Insulating a Crawl Space
We have moisture in our crawl space. It has been suggested that we install electric fans. Would that help? And is it the best solution?
First, you have to determine what's causing the moisture. Electric fans will help, but if you don't resolve where the moisture is coming from you can have real problems.
My husband and I had this problem. The first thing is to make sure that any air vents or air passageways are not blocked.
We bought a product called Drylok. It's often available in the paint departments of stores like Home Depot. It's not exactly cheap, but it's incredibly effective. Just sweep out or shop vac the crawl space walls and floors as best as possible. Be careful of the fumes! Use a heavy-duty brush to put the stuff on and spread it around. It's like cement, white paint, and rubber all mixed into an ammonia-smelling concoction! We put about two coats on, and our crawlspace has been unbelievably dry.
Also make sure that any insulation overhead (insulating your floors above) is not damp or damaged. Make sure the backing (vapor barrier) is facing the correct way. Ask at the building supply store to make sure you've installed it correctly. With these few things, you should see a big difference.

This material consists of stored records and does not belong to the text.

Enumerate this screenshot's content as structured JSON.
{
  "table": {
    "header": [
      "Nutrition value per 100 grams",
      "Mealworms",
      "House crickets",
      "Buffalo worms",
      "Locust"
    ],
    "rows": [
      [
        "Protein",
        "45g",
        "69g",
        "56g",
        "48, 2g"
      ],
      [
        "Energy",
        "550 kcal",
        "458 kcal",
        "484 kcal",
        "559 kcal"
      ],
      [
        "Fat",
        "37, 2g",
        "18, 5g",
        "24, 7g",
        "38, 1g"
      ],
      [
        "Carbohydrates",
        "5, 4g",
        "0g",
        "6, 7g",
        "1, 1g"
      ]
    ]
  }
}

We had a dehumidifier and a sump pump installed under our house in the crawl space, and they work well. The sump pump hasn't been used since the initial amount of water was pumped out. Is it also possible to have a drainage pipe installed from your crawl space to the edge of your yard? And, make sure the land next to your crawl space door drains away from your house, or have that space graded to drain away.
Put a layer of plastic over the dirt under the house. This will prevent moisture from coming up from the ground. If the water is running under the house from the sides, you will have to do something else.
We had moisture in our crawl space so bad that we developed a mold problem on the floor joists and part of them had to be replaced. The moisture also contributed to termites. The company that took care of the termite problem also took care of the moisture problem.
They installed new foundation vents (we have an old house) that open and close themselves according to temperature. They installed vent wells to keep the ground water from running in under the house when it rains. They added a vent with a fan in it in one area that really needed some air movement and they put down black plastic under the house to within a few inches of the foundation. They also advised us to keep the gutters cleaned out and to direct the water from the downspouts away from the house with splash blocks. They also suggested that we slope the dirt away from the house so the water wouldn't run under the house.
Glenda in TN
There are several solutions you could try to dry out that area. Go to your local hardware store and ask for products that are designed to take moisture out of the area. These are usually small containers of a crystal-like product that absorbs moisture from the air. When they are saturated, you can dry them out in your oven and reuse them.
Put a vent of some kind on either end of the crawl space, which will allow air to circulate and help dry the area out. If you have standing water, dry the area out and then follow these suggestions. If the area returns to standing water, you may need to work on your landscaping to make certain it is draining away from the house and not toward it. If all of these suggestions fail, you need to hire a contractor to find out what is causing this and to suggest corrective measures.